History

Great Britain
- Name: Toronto
- Operator: Provincial Marine
- Builder: John Dennis, York
- Launched: September 1799
- Fate: Wrecked 1811

General characteristics
- Type: Schooner
- Sail plan: Schooner-rigged

= HMS Toronto (1799) =

Schooner of the Provincial Marine

Toronto was a schooner of the Provincial Marine, built by John Dennis on the Humber River at York (Toronto), Upper Canada that entered service in 1799 on the Great Lakes. The ship was built to ferry government officials from York to Upper Canada's former capital of Newark (Niagara on the Lake). The ship's career was short; she was wrecked in 1811 off Hanlan's Point and was broken up.

==Description==
In the late 1790s, the Lieutenant Governor of Upper Canada Peter Hunter made a request to his superiors for funds to construct a new vessel on Lake Ontario for the express purpose of shuttling government officials between meetings in Upper Canada. Government business had been delayed by the lack of transportation and Hunter sought to remedy this by building a vessel for exclusive use by officials. The request was granted and Hunter sought out John Dennis to construct the vessel.
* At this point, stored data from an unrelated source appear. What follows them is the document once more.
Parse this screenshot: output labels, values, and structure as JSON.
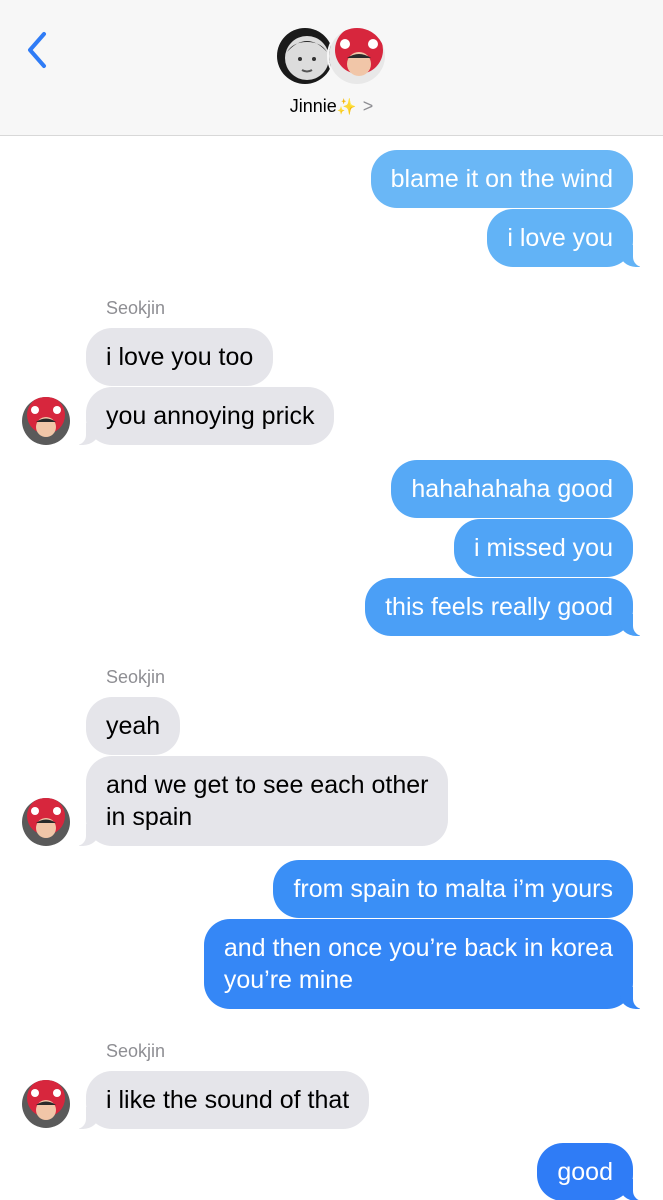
{
  "header": {
    "contact_name": "Jinnie",
    "sparkle": "✨",
    "chevron": ">",
    "back_icon": "chevron-left-icon"
  },
  "colors": {
    "sent_top": "#5fb2f6",
    "sent_bottom": "#2f7cf6",
    "received": "#e5e5ea",
    "back_blue": "#2f7cf6"
  },
  "messages": [
    {
      "from": "me",
      "text": "blame it on the wind"
    },
    {
      "from": "me",
      "text": "i love you"
    },
    {
      "from": "Seokjin",
      "sender_label": "Seokjin"
    },
    {
      "from": "Seokjin",
      "text": "i love you too"
    },
    {
      "from": "Seokjin",
      "text": "you annoying prick"
    },
    {
      "from": "me",
      "text": "hahahahaha good"
    },
    {
      "from": "me",
      "text": "i missed you"
    },
    {
      "from": "me",
      "text": "this feels really good"
    },
    {
      "from": "Seokjin",
      "sender_label": "Seokjin"
    },
    {
      "from": "Seokjin",
      "text": "yeah"
    },
    {
      "from": "Seokjin",
      "text_lines": [
        "and we get to see each other",
        "in spain"
      ]
    },
    {
      "from": "me",
      "text": "from spain to malta i’m yours"
    },
    {
      "from": "me",
      "text_lines": [
        "and then once you’re back in korea",
        "you’re mine"
      ]
    },
    {
      "from": "Seokjin",
      "sender_label": "Seokjin"
    },
    {
      "from": "Seokjin",
      "text": "i like the sound of that"
    },
    {
      "from": "me",
      "text": "good"
    }
  ]
}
Dennis designed a yacht that was rigged as a schooner. The ship was considered good looking for the time. Toronto had a crew of seven.

==Service==
Dennis used his personal holdings located by the Humber River at York, Upper Canada to construct the ship. The ship was launched in August or September 1799. Used expressly for government service, Toronto could also take on private cargo at a charge. First commanded by Captain William Baker, in 1800, Lieutenant William Earle of the Provincial Marine took over.

In 1811, Toronto was wrecked off Hanlan's Point. She lay along the shore, out of service. In response, the government began using the brig for government transport. Toronto was later broken up where it had been wrecked, with the iron fittings being used in other ship construction on the Great Lakes.